Die BND-Affäre um eine Unterstützung des US-Geheimdienstes NSA wird derweil ein Fall für die Bundesanwaltschaft. Die Behörde leite einen Prüfvorgang dazu ein, wie ein Sprecher am Freitag in Karlsruhe zu AFP sagte. Geprüft werde, ob der Anfangsverdacht für eine Straftat vorliegt, die in die Zuständigkeit der Behörde fällt. Von den Spionageaktivitäten waren möglicherweise neben der EU und Frankreich auch Österreich betroffen. Die von der US-Seite an den BND übermittelten Suchbegriffe für die Abhörstation in Bad Aibling hätten auch den Begriff »Bundesamt« enthalten, der sich auf österreichische Einrichtungen beziehe, berichtete die »Bild am Sonntag«.

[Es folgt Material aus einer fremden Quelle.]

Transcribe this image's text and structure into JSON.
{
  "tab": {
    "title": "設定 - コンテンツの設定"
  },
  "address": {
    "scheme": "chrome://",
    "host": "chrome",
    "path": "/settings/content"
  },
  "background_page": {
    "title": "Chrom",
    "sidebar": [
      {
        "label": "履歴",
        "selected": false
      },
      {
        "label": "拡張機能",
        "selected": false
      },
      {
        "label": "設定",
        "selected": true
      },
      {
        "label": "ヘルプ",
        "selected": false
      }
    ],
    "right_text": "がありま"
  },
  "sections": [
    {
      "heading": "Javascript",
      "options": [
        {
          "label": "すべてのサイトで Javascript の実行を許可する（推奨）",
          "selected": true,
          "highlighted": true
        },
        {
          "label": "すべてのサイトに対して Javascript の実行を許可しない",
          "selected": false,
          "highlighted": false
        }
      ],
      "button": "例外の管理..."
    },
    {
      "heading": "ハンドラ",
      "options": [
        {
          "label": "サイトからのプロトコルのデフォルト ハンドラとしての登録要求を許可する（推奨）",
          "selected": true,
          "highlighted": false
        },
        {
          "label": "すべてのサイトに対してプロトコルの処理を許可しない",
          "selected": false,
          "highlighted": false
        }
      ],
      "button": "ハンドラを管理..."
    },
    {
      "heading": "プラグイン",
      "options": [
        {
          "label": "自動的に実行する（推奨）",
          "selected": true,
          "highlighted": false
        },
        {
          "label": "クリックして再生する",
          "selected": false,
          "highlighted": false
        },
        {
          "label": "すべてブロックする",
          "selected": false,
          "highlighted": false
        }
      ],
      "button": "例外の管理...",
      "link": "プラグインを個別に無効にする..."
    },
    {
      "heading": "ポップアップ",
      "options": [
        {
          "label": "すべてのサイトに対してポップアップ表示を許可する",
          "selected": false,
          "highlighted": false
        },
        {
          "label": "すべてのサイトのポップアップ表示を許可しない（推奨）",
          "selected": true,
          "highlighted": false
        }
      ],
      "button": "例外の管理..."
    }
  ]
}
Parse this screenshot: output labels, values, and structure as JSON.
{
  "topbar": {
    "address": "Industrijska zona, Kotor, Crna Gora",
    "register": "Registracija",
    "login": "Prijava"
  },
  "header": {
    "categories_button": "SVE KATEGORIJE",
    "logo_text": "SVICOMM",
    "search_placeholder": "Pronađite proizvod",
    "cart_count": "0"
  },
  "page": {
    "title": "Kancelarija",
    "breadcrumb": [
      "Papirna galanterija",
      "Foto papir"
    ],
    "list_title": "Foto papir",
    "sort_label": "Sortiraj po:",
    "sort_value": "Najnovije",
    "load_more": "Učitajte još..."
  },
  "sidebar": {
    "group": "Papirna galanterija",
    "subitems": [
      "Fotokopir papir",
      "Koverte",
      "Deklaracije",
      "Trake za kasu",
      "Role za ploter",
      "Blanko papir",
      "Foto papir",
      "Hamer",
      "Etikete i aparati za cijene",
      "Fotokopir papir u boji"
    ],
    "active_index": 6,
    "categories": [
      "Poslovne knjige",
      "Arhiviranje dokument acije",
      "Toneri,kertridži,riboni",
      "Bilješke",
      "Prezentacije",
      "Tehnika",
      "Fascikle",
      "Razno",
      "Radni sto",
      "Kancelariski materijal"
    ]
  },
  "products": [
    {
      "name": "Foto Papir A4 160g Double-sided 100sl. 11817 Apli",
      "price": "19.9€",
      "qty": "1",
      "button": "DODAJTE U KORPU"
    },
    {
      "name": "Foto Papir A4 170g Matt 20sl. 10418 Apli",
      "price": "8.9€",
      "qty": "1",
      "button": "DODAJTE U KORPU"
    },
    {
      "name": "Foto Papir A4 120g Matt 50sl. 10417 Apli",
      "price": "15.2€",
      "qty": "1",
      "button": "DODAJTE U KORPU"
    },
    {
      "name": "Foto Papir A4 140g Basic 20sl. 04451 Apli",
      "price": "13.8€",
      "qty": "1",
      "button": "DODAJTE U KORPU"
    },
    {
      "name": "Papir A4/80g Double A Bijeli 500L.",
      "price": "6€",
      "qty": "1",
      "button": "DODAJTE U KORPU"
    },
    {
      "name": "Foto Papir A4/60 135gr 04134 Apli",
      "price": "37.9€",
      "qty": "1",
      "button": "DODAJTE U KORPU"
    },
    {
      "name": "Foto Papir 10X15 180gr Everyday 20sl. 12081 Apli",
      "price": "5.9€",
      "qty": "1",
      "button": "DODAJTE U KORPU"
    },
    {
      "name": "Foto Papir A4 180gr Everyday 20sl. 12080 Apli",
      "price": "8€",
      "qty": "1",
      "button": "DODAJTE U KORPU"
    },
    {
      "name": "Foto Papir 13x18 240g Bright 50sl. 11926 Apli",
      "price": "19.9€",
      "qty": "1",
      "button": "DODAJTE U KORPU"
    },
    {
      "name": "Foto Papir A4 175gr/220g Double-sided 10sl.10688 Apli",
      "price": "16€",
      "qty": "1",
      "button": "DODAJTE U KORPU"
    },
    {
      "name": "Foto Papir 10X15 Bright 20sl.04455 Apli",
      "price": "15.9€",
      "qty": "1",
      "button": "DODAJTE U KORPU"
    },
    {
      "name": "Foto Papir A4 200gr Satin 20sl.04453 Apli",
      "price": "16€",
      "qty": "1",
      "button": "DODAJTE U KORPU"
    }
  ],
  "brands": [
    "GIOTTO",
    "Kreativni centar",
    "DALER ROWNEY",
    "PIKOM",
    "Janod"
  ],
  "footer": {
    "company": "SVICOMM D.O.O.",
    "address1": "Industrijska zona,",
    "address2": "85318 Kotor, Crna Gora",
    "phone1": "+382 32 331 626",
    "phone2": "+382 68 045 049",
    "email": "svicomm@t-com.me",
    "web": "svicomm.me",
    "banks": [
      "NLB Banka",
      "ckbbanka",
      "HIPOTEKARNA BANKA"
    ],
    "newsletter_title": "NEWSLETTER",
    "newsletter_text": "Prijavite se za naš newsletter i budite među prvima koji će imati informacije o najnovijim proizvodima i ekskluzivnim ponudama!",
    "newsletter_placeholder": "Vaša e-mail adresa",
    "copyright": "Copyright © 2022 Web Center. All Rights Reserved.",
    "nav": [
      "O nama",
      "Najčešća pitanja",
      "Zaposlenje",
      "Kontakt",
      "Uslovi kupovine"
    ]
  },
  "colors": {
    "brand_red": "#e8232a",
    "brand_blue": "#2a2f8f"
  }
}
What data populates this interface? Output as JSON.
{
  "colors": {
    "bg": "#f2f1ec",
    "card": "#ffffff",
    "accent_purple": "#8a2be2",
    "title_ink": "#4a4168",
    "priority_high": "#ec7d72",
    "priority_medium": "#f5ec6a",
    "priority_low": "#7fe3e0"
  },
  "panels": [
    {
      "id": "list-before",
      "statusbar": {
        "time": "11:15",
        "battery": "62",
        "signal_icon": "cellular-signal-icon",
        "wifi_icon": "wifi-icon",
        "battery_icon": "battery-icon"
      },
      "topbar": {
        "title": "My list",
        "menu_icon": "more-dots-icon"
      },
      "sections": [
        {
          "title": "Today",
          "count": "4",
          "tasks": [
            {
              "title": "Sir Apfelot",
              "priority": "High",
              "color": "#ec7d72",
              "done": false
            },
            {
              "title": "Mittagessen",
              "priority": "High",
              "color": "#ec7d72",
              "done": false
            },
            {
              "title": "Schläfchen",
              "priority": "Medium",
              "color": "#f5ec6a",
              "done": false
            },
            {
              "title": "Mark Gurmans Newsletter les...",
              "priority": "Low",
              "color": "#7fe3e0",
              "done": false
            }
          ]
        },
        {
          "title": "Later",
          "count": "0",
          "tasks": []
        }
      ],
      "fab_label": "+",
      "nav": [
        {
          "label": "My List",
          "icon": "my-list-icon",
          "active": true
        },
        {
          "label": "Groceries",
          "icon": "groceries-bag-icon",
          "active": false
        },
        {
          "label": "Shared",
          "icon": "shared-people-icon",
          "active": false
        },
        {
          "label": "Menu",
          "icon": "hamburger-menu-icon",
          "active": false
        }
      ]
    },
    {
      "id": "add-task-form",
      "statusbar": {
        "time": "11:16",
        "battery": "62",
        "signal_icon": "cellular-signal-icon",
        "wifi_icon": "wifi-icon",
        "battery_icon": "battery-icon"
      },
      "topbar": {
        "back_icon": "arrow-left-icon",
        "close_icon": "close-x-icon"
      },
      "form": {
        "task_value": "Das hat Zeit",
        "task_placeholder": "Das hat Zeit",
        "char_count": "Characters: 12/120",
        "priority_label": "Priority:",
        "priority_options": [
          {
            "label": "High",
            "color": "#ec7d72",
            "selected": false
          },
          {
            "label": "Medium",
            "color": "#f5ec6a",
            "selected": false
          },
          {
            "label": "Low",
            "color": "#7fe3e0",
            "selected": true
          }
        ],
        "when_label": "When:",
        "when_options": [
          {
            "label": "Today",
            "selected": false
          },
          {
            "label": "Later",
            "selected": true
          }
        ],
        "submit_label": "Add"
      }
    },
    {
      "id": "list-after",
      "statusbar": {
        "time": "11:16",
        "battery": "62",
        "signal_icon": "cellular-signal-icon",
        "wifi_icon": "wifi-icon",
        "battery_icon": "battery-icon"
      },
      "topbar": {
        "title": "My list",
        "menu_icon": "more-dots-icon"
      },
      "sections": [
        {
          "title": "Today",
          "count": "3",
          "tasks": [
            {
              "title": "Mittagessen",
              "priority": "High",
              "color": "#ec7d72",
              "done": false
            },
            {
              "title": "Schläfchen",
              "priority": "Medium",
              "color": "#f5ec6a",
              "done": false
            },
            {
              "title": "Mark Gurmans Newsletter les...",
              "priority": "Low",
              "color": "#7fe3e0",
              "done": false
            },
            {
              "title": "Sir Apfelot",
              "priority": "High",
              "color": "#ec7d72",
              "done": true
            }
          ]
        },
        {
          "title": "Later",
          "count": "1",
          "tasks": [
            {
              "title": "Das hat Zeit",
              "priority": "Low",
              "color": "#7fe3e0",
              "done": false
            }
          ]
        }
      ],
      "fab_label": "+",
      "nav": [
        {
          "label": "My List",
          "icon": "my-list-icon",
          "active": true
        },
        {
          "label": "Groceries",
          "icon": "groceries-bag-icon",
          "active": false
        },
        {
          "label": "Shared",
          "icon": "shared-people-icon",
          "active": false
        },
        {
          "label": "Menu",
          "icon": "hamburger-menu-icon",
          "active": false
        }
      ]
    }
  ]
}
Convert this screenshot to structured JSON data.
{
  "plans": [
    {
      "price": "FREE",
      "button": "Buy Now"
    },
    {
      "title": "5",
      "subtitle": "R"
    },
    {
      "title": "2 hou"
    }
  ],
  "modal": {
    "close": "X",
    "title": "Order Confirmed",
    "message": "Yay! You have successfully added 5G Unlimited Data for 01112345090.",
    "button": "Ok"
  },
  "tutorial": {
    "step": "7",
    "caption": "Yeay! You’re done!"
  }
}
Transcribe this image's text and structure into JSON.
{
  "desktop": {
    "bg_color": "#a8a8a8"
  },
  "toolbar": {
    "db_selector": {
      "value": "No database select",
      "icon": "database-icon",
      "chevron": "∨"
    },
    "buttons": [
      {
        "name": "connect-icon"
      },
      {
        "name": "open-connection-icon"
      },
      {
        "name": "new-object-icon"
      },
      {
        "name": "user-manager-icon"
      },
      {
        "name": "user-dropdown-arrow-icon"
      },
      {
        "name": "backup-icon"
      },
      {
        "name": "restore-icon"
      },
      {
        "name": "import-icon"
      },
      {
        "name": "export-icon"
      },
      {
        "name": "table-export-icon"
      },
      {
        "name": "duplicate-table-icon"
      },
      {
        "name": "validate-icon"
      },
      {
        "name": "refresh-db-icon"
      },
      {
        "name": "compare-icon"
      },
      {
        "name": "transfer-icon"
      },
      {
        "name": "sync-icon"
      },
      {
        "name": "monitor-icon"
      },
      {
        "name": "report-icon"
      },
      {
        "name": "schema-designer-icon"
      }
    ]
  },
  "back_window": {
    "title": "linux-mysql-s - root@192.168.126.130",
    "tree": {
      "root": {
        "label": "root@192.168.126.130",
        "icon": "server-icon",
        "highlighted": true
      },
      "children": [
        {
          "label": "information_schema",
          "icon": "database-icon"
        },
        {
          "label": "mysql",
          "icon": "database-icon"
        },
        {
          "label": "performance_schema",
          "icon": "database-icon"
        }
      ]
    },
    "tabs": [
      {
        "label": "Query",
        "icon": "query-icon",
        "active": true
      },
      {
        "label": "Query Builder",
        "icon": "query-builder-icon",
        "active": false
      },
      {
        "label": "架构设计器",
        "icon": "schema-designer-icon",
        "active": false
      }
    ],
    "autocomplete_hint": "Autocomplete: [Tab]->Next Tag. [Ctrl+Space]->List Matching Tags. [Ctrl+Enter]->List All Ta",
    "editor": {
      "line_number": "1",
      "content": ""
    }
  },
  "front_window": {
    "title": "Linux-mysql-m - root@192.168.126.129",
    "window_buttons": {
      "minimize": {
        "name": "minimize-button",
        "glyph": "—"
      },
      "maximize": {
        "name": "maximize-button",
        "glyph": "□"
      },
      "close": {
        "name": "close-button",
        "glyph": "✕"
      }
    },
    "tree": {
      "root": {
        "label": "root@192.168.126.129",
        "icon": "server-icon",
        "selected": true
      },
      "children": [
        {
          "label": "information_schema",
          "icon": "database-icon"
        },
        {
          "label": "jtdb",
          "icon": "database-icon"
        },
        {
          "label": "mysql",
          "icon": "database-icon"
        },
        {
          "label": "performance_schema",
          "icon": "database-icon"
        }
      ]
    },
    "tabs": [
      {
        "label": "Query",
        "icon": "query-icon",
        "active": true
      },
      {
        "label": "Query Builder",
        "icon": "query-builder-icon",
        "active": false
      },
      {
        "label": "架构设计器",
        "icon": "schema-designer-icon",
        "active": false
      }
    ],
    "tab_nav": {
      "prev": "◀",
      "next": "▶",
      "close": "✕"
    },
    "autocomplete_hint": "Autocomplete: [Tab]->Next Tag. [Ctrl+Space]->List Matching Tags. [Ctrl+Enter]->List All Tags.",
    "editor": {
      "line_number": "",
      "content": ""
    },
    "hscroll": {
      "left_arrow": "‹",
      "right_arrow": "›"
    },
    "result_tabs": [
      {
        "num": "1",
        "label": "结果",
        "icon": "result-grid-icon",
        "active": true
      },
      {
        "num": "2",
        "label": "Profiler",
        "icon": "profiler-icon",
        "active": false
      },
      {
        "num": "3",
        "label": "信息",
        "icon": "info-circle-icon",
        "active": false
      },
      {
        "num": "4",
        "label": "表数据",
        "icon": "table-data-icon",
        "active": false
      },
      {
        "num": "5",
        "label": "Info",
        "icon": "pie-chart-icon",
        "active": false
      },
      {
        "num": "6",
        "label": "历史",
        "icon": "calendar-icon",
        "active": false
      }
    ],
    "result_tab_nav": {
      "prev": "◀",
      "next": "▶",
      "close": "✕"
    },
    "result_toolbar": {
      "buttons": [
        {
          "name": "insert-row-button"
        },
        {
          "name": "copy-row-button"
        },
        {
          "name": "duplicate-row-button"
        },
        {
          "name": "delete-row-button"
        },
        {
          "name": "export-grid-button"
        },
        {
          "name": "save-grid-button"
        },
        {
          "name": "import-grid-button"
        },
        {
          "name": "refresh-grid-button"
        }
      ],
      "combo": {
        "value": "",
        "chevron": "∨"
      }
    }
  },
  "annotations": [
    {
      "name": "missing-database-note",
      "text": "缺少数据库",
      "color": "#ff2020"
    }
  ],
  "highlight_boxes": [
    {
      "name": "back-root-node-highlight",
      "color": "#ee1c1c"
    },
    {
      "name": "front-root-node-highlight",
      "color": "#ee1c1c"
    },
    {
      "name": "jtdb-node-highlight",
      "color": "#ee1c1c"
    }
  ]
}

Wie der »Spiegel« meldet, wurden bei einer Untersuchung der am BND-Horchposten Bad Aibling verwendeten und von der NSA vorgegebenen Suchbegriffe im Jahr 2013 zahlreiche so genannte Selektoren gefunden, die auf eine Spionage von Diplomaten und Mitarbeitern von Regierungen in Europa hindeuteten. Auf die Frage eines BND-Sachbearbeiters, was er mit seiner Entdeckung machen solle, habe der örtliche BND-Verantwortliche erklärt: »Löschen.«

Der Luft- und Raumfahrtkonzern Airbus will wegen des Verdachts, ebenfalls ausgespäht worden zu sein, Strafanzeige erstatten. Diese richte sich gegen Unbekannt, wie ein Sprecher erklärte. Außerdem habe der Konzern die Bundesregierung um Auskunft gebeten. Das Unternehmen habe keine eigenen Erkenntnisse oder Informationen zu den Vorwürfen gegen die NSA und den Bundesnachrichtendienst.

Nach Angaben des »Spiegel« erhärtet sich der Verdacht, dass der Airbus-Konzern ein langjähriges Ausspähziel der Geheimdienste der sogenannten Five Eyes war. Bei der Suche nach neuen Observationszielen wurde ein deutscher Mitarbeiter von Airbus als Treffer markiert, wie das Magazin berichtete. Sein Name sei zusammen mit einer saudi-arabischen Telefonnummer aufgeführt worden.

SPD-Generalsekretärin Yasmin Fahimi warf dem Kanzleramt vor, in der Aufsicht über den BND »kläglich versagt« zu haben. Die aktuellen Vorwürfe »erschüttern das Vertrauen der Politik in die Arbeit unserer Geheimdienste«, sagte Fahimi der »Passauer Neuen Presse«. »Es hat fast den Anschein, als sei der BND zu einem willfährigen Werkzeug der NSA geworden.«

Grünen-Fraktionschef Anton Hofreiter äußerte die Erwartung, dass sich die Spähaffäre noch ausweitet. »Es steht zu befürchten, dass da noch weitaus mehr Dinge ans Tageslicht kommen als bisher bekannt«, sagte er der »PNP«.

Auch die Europäische Kommission, die möglicherweise ebenfalls ausspioniert wurde, erhöhte den Druck. »Das muss von den deutschen Behörden, einschließlich dem Parlament, gelöst werden«, sagte EU-Kommissionspräsident Jean-Claude Juncker in Brüssel.